Santé carcérale
Les militaires dans les rues pour protéger les citoyens, dans les Palais de Justice, dans les aéroports, autour des synagogues et bientôt comme aiguilleurs du ciel ou videurs de boîtes de nuit, et maintenant dans les prisons pour remplacer les matons : de toute façon, dans les casernes, ils s'ennuient. Ça coûte à peine plus cher quand ils sont dehors... Que demande le peuple ?
En attendant, leur présence " fluidifiante " le long des cellules des détenus en raison d'une grève des gardiens qui dure déjà depuis 15 jours cache un mal-être propre à l'univers carcéral depuis des années. Grève des médecins des prisons hier, grève des gardiens de prison aujourd'hui : le manque de moyens, la tutelle de la Justice pour la santé des détenus... Surpopulation, surreprésentation de criminels liés à des faits de drogue et de personnes en attente de jugement, mélange hétéroclite de criminels en col blanc, psychopathes, terroristes, SDF, voleurs à la tire, violeurs, car-jackers...
Les médecins des prisons dans tout cela ? Mi-médecin traitant, mi-médecin du travail, ils accompagnent la misère socio-carcérale à coups de neuroleptiques et d'antidépresseurs. Ne pas se laisser manipuler : une hospitalisation est vue par le détenu comme le moyen d'échapper pour quelque temps à l'horreur de l'emprisonnement et de bénéficier du " confort " douillet offert par les infirmières.
On sait que la prison ne sert à rien mais on n'a pas encore trouvé une alternative pour les personnes représentant un danger pour la sécurité publique.

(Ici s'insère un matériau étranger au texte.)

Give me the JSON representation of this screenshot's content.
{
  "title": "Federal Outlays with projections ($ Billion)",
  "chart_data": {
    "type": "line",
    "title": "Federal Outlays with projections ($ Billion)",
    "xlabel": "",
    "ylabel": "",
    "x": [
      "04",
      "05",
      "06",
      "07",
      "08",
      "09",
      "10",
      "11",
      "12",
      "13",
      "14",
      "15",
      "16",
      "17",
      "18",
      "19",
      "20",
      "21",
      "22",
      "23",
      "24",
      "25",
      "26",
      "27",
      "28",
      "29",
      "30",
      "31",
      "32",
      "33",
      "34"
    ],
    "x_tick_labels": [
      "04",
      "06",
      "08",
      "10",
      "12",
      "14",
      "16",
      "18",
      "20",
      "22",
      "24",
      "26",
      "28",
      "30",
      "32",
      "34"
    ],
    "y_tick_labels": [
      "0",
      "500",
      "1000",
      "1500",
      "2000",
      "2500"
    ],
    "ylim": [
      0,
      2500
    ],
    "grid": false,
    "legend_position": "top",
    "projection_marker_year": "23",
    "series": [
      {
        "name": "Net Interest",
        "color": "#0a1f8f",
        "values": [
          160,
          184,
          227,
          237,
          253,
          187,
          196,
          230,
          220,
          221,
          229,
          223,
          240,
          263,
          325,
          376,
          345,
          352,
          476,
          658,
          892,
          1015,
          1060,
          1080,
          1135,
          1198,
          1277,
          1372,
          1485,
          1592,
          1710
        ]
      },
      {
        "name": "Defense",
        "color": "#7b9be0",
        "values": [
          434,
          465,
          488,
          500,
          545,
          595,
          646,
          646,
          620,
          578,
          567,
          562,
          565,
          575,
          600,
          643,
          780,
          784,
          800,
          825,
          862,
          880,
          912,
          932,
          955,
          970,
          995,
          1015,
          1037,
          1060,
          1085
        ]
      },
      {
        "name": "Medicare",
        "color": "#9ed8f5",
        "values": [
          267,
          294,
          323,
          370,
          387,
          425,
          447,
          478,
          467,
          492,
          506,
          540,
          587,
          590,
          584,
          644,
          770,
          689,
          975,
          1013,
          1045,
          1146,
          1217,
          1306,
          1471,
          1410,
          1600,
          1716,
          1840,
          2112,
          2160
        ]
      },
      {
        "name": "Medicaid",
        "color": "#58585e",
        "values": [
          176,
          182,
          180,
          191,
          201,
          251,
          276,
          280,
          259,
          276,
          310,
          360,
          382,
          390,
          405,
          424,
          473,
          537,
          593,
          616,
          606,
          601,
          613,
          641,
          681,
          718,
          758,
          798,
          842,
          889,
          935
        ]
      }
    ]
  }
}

Plus on construit et on rénove les bâtiments pour offrir des places supplémentaires, plus la surpopulation semble rattraper le mouvement (un peu comme ces rings élargis qui bouchonnent quelques années après en raison de la progression du parc automobile).
Pour le Dr Paul Gourdin, vieux renard de la médecine pénitentiaire à Nivelles (lire ci-contre), dans un monde soi-disant clos où la drogue circule en toute impunité, le médecin ne peut déjà plus respecter son serment d'Hippocrate. Et la grève sur fond de misère budgétaire accentue le phénomène.
Un premier pas ? Que l'étude du KCE commandée par Maggie De Block débouche enfin sur le transfert des soins des détenus du département de la Justice vers celui de la Santé publique. Cela ne résoudra pas tout mais c'est une petite avancée.